Minas pagará mais com novo rateio do custo das térmicas

Aneel quer dividir por igual em todo país os encargos extras, o que elevaria a tarifa no Sudeste

iG Minas Gerais |

Salvam a pátria, Usinas termelétrica, como a de Alagoas, operam a todo vapor para garantir oferta de energia em todo o país
Petrobras/Divulgação
Salvam a pátria, Usinas termelétrica, como a de Alagoas, operam a todo vapor para garantir oferta de energia em todo o país

Brasília. A Agência Nacional de Energia Elétrica (Aneel) quer fazer com que todos os consumidores do país tenham que dividir por igual um encargo chamado de ESS (Encargos de Serviços do Sistema). O encargo serve para cobrir os gastos extras com as usinas termelétricas – ou seja, nem todos as despesas com esse tipo de geração de energia foram incluídas na tarifa.  

Atualmente, esse valor recai apenas sobre consumidores da região onde a usina térmica está localizada. Com a nova proposta, esse modelo muda, e o rateio começa a ser feito dando pesos iguais a todos os consumidores do país.

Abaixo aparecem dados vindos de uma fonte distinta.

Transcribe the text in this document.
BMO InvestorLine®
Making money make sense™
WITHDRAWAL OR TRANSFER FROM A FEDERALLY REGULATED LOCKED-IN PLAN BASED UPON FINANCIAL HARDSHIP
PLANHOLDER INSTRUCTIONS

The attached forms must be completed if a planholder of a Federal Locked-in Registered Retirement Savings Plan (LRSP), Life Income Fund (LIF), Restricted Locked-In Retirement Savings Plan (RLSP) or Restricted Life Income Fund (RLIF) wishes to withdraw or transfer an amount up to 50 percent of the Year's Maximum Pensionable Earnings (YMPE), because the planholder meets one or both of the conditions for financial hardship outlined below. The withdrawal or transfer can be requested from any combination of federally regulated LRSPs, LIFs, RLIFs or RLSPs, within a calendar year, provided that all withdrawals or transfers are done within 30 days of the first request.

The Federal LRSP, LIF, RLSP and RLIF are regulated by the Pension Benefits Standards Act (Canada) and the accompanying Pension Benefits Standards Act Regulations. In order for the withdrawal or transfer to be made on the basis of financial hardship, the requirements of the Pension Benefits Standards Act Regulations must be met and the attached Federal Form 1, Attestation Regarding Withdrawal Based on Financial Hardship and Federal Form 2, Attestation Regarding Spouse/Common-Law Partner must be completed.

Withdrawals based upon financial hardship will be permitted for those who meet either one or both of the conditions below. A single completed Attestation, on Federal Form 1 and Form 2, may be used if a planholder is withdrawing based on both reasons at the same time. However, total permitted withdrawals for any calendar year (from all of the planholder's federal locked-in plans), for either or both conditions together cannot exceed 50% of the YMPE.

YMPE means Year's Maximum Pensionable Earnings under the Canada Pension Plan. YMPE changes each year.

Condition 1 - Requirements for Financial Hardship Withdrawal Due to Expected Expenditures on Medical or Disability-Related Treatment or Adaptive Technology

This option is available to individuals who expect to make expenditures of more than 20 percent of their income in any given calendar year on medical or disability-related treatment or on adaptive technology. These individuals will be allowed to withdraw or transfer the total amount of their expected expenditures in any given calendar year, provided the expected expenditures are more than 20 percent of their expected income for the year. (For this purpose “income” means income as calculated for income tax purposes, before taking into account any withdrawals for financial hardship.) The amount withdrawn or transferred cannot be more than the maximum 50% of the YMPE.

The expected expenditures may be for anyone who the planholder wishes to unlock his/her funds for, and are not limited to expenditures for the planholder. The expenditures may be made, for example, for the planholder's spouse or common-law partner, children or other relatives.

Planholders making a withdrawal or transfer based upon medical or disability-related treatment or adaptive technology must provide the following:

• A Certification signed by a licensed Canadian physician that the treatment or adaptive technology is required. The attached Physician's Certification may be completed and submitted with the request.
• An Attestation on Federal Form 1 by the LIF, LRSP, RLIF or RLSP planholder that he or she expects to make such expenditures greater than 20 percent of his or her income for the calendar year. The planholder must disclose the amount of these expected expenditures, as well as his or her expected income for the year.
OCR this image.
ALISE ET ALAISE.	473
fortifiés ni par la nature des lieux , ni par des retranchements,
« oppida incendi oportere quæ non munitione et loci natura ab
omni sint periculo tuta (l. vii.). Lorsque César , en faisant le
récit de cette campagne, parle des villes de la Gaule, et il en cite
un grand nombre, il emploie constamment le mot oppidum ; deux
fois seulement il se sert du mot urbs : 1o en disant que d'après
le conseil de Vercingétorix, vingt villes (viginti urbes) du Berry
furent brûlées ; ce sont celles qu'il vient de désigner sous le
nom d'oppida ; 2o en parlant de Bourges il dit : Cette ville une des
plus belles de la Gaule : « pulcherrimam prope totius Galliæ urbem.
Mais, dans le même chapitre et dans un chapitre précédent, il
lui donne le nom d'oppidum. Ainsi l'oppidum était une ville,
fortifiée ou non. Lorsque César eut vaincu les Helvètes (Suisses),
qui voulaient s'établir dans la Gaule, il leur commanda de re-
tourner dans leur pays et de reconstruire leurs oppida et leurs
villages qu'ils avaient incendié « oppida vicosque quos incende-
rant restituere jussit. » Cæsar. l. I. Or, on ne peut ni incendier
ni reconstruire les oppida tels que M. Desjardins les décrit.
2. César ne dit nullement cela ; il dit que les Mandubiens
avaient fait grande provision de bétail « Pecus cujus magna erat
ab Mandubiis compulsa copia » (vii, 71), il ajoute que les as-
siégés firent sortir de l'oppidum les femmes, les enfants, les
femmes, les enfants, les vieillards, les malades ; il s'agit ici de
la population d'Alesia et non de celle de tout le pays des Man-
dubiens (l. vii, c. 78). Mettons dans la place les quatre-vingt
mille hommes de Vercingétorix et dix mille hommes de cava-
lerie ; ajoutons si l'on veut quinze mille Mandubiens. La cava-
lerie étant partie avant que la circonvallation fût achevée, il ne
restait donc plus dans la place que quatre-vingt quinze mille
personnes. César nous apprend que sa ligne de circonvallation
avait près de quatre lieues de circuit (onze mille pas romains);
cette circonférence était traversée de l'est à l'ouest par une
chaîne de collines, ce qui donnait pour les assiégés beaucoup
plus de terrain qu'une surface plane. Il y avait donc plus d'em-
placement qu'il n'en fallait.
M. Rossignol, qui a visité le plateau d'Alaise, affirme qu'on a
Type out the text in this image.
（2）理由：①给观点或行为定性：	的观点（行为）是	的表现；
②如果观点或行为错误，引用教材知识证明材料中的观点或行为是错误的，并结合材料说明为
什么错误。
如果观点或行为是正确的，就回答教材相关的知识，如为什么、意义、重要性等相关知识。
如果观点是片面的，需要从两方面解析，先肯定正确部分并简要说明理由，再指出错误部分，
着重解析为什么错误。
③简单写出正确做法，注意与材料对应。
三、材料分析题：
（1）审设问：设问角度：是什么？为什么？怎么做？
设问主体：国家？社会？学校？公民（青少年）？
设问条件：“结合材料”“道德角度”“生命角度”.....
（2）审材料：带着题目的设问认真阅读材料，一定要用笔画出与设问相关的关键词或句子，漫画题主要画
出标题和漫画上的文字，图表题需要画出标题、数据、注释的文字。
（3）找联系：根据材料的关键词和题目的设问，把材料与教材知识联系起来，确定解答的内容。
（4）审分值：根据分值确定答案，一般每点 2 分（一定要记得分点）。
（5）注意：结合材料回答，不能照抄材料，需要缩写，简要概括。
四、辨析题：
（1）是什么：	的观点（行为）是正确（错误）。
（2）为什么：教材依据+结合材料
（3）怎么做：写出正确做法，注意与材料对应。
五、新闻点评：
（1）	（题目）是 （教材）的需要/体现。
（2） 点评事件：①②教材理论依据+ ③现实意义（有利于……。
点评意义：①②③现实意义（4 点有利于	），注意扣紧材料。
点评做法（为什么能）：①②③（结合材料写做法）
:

Assim, segundo a própria Aneel, Estados do Sudeste deverão pagar mais, pois têm mais hidrelétricas e teoricamente usam menos energia das térmicas. No caso de Minas Gerais, essa conta pode ser a maior. Procurada, a assessoria de imprensa da Cemig disse que a empresa não se manifestaria sobre o assunto antes da medida se tornar oficial.

A decisão ainda passará por audiência pública, entre os dias 29 de janeiro e 2 de fevereiro, mas, enquanto isso, já será previamente aplicada. A pressa da agência está em impedir um custo exorbitante para a população do Nordeste, onde está concentrada a maior parte do custo da ESS atualmente. A medida fixa como teto para o ESS um valor de R$ 3,65 por megawatt consumido em qualquer região do país por mês.

Esse valor representa o pior cenário, em que todas as térmicas estejam ligadas, durante o mês todo, com maior valor da energia no mercado de curto prazo. Isso significa que, conforme esse uso seja reduzido, o valor do encargo também diminuirá. Para a população do Sudeste e Centro-Oeste, especificamente, a mudança representa um aumento do encargo, que passaria de R$ 3,60 para R$ 3,65 por megawatt consumido.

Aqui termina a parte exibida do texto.